Matt King and his many cousins are the descendants of the last royal Hawaiian princess who inherited a tremendous amount of land when she married their great great great grandfather. This 25, 000 acres of virgin land is the last that the family has and Matt is the trustee over the it; because of rule against perpetuities Matt
and his cousins have to sell the land within 7 years; they have decided on a local developer, Don Holitzer, who Matt discovers to be Brian Speer's brother-in-law, and Brian, as a real estate agent, will make a lot of money off the deal.
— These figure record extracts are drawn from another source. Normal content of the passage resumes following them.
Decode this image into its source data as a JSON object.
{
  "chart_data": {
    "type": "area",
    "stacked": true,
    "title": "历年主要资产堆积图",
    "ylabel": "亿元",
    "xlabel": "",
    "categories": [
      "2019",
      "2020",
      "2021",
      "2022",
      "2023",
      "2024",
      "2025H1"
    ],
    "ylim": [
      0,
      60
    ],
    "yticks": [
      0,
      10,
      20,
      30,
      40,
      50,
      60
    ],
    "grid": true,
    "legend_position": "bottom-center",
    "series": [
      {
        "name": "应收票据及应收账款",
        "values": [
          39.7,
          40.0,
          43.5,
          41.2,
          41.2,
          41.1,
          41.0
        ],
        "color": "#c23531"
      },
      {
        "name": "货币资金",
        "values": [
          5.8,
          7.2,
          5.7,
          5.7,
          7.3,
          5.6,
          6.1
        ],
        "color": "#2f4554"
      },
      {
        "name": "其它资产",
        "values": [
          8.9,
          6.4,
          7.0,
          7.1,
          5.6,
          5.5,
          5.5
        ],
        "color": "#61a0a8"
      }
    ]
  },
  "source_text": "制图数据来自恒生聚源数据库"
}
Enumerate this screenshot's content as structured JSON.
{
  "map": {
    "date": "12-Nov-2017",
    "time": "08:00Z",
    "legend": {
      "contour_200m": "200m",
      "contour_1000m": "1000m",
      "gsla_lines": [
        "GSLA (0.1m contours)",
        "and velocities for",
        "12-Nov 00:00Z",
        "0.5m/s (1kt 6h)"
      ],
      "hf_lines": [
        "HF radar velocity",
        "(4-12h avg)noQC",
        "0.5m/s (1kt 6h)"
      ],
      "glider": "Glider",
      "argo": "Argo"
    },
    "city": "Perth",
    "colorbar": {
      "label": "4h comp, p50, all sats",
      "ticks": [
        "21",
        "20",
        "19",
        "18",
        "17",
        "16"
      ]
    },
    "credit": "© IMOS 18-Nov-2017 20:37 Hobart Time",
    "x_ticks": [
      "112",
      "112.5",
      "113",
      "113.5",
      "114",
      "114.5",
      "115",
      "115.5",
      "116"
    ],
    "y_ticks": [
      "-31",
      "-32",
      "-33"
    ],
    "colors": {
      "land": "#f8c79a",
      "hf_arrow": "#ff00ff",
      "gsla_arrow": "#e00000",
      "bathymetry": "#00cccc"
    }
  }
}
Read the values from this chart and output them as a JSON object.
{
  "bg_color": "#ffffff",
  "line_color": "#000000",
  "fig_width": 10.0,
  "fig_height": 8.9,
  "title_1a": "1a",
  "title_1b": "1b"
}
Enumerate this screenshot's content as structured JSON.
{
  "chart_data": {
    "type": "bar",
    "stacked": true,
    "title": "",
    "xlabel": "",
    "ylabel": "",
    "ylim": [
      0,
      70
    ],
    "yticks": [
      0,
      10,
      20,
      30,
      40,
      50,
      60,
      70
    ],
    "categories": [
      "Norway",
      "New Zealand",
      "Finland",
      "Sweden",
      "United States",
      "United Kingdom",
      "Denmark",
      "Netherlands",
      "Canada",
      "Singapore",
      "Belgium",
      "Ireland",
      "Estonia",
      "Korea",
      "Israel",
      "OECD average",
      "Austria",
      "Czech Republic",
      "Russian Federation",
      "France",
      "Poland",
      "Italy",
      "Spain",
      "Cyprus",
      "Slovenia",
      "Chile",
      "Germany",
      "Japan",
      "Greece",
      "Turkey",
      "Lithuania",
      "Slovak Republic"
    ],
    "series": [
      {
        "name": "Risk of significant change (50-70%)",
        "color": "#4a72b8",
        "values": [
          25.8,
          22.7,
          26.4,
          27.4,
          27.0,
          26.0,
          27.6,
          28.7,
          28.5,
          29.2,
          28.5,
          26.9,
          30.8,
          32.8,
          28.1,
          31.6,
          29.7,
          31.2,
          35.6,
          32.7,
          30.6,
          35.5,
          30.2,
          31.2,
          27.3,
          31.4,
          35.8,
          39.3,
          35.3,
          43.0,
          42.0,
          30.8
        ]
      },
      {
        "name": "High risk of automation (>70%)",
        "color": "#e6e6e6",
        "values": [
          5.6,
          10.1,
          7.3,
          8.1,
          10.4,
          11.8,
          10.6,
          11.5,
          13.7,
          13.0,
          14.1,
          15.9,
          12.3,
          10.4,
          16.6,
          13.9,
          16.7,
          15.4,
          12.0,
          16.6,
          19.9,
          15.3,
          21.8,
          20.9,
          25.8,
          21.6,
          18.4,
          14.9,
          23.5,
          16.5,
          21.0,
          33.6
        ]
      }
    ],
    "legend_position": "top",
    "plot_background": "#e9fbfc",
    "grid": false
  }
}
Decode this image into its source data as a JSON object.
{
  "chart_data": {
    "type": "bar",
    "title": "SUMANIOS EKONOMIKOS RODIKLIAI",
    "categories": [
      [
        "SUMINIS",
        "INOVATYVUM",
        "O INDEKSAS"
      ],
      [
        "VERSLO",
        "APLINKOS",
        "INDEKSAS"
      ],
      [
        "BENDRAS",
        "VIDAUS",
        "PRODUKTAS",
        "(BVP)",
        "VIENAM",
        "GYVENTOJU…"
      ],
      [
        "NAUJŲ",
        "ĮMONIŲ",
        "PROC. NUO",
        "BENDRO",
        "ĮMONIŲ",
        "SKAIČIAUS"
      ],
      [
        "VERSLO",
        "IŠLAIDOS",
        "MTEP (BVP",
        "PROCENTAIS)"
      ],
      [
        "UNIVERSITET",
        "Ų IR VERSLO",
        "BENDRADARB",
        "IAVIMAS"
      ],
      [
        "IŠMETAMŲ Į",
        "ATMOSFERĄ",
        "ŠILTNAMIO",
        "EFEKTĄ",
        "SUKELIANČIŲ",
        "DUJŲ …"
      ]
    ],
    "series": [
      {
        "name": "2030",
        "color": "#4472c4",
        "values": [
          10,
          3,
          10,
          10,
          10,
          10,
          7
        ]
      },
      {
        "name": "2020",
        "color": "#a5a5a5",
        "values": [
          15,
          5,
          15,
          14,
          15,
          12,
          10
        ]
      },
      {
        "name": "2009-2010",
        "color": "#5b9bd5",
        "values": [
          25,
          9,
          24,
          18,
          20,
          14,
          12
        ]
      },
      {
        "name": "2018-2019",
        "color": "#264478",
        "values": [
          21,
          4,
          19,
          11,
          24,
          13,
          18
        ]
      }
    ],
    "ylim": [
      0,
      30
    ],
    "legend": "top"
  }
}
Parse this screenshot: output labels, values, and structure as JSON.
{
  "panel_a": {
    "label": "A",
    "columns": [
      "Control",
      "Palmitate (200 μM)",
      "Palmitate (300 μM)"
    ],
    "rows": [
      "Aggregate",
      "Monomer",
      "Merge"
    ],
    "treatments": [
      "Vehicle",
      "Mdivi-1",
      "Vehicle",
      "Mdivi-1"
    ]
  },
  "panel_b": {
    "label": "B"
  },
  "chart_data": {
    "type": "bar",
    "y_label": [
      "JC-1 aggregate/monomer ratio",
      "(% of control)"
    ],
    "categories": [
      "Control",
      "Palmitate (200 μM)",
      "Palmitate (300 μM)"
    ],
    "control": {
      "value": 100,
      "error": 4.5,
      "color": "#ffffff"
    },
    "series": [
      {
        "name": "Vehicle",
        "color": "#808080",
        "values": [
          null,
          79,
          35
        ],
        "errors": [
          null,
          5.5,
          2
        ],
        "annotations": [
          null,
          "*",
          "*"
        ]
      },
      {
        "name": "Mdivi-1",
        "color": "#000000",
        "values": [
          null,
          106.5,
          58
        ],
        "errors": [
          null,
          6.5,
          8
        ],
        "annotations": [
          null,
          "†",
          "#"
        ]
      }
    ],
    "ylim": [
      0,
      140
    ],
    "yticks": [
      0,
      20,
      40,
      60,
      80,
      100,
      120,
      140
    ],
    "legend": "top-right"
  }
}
This is definitely something Matt considers in his decision (which, has trustee, he has the final say) but it's a deeper symbolism than that, and Matt and his cousins aren't the only descendants the film is discussing.
Cousin Hugh (Beau Bridges) whom Matt sees at a Hawaiian bar as he and the girls have stopped for something to eat. Matt talks to Hugh because Brian Speer and his family is staying in a bungalow that Hugh owns and is renting to them. This is symbolically important to let us in on Hugh's character: towards the end of the film, Hugh threatens Matt that he and the other cousins will come after him for his decision not to sell the land. Brian renting the family bungalow from Hugh shows what Hugh is "open to" and what "occupies" him. You might say that this is just a coincidence, but it's not, the film is too smart for that.
When Matt decides he is not going to sell the land, it's not just the land that he's not going to give up on. His wife has died and he is the father of two disturbed and troubled girls, but he's not going to give up on his descendants, either, and the last shot of the film, of the three of them covered up with the blanket that had been on Elizabeth's hospital bed while she was dying, watching March of the Penguins, assures us that they are "wrapped" in their love for their mom (in spite of everything) and that love and the trauma that has been shared between them has bound them together. Matt isn't going to ship the girls off to schools, he's going to be the attentive, loving father that he knows he should have been so his descendants will have a chance in the world.
This is the shark feeding scene when Alex tells Scottie they aren't there to feed sharks. The young man with them is Sid, Alex's friend, and they are walking around trying to find where Brian Speer is staying. Sid would be a character easy to overlook, and Matt is certainly suspicious of him, as Sid doesn't seem very intelligent. Part of this is Matt's fear that Alex might fall in love with him, but later, when Matt realizes that Alex and Sid aren't sleeping together and that Sid is with Alex to genuinely be a friend and help her, that establishes a bond with him, too.
March of the Penguins is a good film for the family to be watching, because it's about the natural law: it's about loss and struggle, about life and death, and about the cycle of life, validating the pain they have been through and uniting them in what their future holds. Matt and Alex have serious struggles ahead of them, but Alex realizes that she has to make better choices, or she will end up like her mom, and she has to make better choices for Scottie so she won't end up a "whoreless mother" like some of the girls in Scottie's school. They are eating ice cream, there on the couch as they watch the show and, since ice cream is based on milk, we can say they are receiving the "nourishment" of mother's milk that Elizabeth was too busy to give them; it's not a perfect world, but they will make it individually and together.
When they had been driving earlier, Alex was in the back seat with Sid, but then she gets in the front seat with her dad, which means she wants to help him understand "where they need to go" and she's going to be more active in their relationship.
As they are flying to another island, Matt makes the comment that his family is like the Hawaiian islands: all a part of the one chain, but forever drifting apart. He considers why all the women in his life want to destroy themselves; but at the end, he has put a stop to that, and you know that Alex and Scottie will go through growing pains, but their dad will be there to help him because he didn't sell out.